Narrating her own ordeal, Veronica Danjuma said: “I lost my husband, my 21 year old son and my sister in the hands of the Fulani herdsmen who invaded our Okokolo village recently. We were running away when the Fulanis kept shooting sporadically and in the process, killed my husband, my son and my sister. I narrowly escaped being killed too.
My husband’s corpse was discovered a day after, my sister’s own four days later while my son’s corpse is yet to be found. I trekked for hours from Okokolo to Ugbokpo in Apa before finding my way down to Makurdi. I had six children but one has been killed by Fulani.

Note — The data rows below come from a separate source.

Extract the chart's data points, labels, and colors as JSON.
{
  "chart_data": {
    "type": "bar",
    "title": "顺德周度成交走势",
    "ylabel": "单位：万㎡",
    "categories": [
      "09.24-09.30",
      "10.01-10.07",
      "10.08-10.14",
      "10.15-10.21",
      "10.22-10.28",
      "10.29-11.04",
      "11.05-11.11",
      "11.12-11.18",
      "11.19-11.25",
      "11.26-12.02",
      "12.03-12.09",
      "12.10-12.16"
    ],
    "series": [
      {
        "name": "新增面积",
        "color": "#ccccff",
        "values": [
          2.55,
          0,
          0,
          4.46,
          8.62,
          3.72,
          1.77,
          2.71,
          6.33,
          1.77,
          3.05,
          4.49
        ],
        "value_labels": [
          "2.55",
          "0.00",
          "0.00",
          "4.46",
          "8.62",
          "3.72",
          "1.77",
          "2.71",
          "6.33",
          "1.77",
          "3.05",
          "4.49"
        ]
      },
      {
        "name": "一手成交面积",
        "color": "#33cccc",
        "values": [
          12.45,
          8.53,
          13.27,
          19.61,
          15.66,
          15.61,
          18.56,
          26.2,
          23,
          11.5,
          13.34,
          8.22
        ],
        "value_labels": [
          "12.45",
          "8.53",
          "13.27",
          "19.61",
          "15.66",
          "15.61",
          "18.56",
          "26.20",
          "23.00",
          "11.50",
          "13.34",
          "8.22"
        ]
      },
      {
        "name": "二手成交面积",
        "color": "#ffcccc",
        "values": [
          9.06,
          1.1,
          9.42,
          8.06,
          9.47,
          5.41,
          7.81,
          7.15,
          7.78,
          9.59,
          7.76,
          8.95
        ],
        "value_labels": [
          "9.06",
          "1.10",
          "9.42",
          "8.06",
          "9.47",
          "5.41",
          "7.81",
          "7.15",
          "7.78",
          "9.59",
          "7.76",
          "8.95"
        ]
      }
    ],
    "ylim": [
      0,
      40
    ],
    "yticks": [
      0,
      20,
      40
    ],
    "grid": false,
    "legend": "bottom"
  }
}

Meanwhile, Emmanuel Onah, Camp Coordinator Agatu IDP Makurdi Camp said over 2,000 IDPs were currently taking refuge in the Makurdi camp. While commending the State Emergency Management Agency (SEMA) for providing food and other relief materials such as mats, mattresses, buckets, basins among other things, he however noted that water and health facility remained a big challenge in the camp.
Onah who also debunked allegations making the rounds that most of the people come only to get food and go explained that the camp comprised of those from the riverine areas of Agatu like Adana, Imeyin, Abughgbe, Olegeje, Olegede, Ocholyan, Akpeko, Adogbeche, Inahe, Ologba and so on, whose communities had been taken over by the Fulani invaders even as he urged other well meaning Nigerians to come to their aid.